Possibly. But that's not the main point either. Comparing profit & not-for-profit universities would be an interesting study, however.
I've got degrees from both. I see good & bad with both forms, no black & white, no clear cut dividing lines.
Some of the "for-profits" make me sick with their corrupt marketing. Some colleges make me sick with tenured profs who are coasting to retirement embarrassing the whole profession.

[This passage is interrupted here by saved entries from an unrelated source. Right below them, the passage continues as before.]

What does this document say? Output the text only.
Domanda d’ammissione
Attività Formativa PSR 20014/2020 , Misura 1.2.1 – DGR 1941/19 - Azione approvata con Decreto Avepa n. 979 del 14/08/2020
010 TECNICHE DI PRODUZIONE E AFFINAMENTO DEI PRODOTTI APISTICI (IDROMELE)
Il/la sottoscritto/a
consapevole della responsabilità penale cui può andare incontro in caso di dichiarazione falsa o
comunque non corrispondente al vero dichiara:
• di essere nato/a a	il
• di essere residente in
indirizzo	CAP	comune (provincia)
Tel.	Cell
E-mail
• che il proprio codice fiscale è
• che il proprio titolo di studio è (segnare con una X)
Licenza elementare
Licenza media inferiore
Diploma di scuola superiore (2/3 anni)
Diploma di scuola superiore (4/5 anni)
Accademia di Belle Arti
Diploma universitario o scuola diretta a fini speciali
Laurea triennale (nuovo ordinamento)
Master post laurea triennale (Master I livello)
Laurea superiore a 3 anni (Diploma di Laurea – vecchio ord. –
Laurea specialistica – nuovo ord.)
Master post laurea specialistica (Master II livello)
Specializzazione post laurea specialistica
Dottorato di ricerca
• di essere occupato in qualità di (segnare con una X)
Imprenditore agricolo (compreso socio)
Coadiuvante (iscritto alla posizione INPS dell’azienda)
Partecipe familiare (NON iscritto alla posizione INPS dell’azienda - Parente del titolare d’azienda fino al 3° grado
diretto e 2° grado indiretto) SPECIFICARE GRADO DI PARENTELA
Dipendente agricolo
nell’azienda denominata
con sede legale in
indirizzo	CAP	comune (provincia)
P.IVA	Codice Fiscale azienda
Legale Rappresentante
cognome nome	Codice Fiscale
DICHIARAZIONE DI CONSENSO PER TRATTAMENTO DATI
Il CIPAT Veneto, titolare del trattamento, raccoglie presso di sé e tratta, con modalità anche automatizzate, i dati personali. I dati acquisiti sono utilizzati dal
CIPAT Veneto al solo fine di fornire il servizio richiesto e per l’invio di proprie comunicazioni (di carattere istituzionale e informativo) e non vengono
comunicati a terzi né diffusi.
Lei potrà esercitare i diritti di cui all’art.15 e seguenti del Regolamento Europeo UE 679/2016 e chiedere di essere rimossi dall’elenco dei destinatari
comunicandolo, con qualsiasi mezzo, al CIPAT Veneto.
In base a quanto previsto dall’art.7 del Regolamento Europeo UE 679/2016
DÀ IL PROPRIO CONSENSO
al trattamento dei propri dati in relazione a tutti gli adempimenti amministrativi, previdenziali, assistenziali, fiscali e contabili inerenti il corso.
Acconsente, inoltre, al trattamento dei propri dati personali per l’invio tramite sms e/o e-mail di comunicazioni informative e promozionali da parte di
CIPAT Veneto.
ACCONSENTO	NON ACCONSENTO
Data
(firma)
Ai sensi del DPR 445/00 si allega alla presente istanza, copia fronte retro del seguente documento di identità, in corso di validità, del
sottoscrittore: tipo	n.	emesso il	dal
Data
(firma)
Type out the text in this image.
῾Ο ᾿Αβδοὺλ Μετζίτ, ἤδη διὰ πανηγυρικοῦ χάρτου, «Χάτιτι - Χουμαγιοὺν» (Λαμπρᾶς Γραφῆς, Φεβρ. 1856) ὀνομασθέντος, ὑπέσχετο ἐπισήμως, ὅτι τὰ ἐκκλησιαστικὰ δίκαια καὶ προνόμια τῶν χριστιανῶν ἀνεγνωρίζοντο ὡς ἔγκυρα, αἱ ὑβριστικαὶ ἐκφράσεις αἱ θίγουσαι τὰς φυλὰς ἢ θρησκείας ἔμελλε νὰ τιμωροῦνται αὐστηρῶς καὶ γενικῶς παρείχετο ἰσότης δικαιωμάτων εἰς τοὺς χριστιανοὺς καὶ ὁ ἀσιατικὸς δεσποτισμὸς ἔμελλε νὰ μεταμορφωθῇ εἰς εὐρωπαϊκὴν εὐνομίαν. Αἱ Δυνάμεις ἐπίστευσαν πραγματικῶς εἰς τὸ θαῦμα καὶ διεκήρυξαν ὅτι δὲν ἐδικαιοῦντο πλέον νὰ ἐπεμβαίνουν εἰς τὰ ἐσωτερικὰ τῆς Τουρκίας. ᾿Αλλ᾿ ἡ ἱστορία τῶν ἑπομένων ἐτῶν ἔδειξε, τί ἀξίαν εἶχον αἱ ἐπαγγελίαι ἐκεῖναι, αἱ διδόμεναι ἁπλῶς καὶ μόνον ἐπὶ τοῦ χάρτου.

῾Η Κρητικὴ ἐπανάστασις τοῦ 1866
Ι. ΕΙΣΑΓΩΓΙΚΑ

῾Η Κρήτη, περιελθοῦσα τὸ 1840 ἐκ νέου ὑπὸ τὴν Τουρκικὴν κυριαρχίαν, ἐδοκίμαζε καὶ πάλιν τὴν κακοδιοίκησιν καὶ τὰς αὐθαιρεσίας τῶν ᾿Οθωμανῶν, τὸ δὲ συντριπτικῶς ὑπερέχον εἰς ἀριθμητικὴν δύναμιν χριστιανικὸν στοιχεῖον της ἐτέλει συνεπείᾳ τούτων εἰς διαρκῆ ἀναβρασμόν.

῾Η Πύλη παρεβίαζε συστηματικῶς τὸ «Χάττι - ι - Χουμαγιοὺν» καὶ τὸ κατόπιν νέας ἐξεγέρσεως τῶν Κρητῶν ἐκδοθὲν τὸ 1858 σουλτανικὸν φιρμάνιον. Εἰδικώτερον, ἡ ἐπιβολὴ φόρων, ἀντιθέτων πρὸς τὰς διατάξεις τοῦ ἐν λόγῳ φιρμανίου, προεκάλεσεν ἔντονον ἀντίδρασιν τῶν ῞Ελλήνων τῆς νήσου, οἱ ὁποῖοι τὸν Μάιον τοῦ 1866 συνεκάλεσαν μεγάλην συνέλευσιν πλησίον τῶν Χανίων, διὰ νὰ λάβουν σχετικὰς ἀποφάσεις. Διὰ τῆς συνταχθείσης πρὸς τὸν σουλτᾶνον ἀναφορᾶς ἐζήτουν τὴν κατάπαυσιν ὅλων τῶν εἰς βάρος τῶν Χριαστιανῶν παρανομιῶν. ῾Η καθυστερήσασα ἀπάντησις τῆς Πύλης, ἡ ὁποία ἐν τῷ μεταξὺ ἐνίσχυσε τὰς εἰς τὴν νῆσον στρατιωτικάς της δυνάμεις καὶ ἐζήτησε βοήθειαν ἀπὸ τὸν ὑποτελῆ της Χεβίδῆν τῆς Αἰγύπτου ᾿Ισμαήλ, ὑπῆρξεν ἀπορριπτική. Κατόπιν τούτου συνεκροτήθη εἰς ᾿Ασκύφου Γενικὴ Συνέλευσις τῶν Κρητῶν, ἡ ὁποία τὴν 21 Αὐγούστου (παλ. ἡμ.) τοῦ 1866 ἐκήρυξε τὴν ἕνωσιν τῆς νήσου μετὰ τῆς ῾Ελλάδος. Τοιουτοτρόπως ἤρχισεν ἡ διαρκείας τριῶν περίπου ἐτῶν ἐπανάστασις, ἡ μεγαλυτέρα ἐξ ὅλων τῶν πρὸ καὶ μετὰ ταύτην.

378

But, those are the extremes, granted.
The Major point is that when a group of folks who want a service or product are given subsidies whether from the Gov. or other sources, the price of those goods & services tend to rise reducing the value of the subsidies.
FWIW, I'm 3 mi from the fastest growing non-profit college in Ohio: Stark State, next door to a branch of Kent State. (full disclosure, my health insurance agency is one of two that serve their students. However sales have been about 5% of original projections.) Construction goes on year-round. They can't meet the demand. Either tuition rises or folks go to lesser schools or both. Now, these are broad trends that can years to emerge, thus there can be lots of anomalies.
The main point is that whenever the Gov intervenes in the economy there is a domino effect not unlike the "Trickle Down" or "Trickle Up" theories.
Its not a question of gov. student aid or none either. Its recognizing the long-term effects that reduce the benefits of those targeted by the Federal program. Then, using the analysis to design more effective programs. According to Darwin, its adapt to survive or die.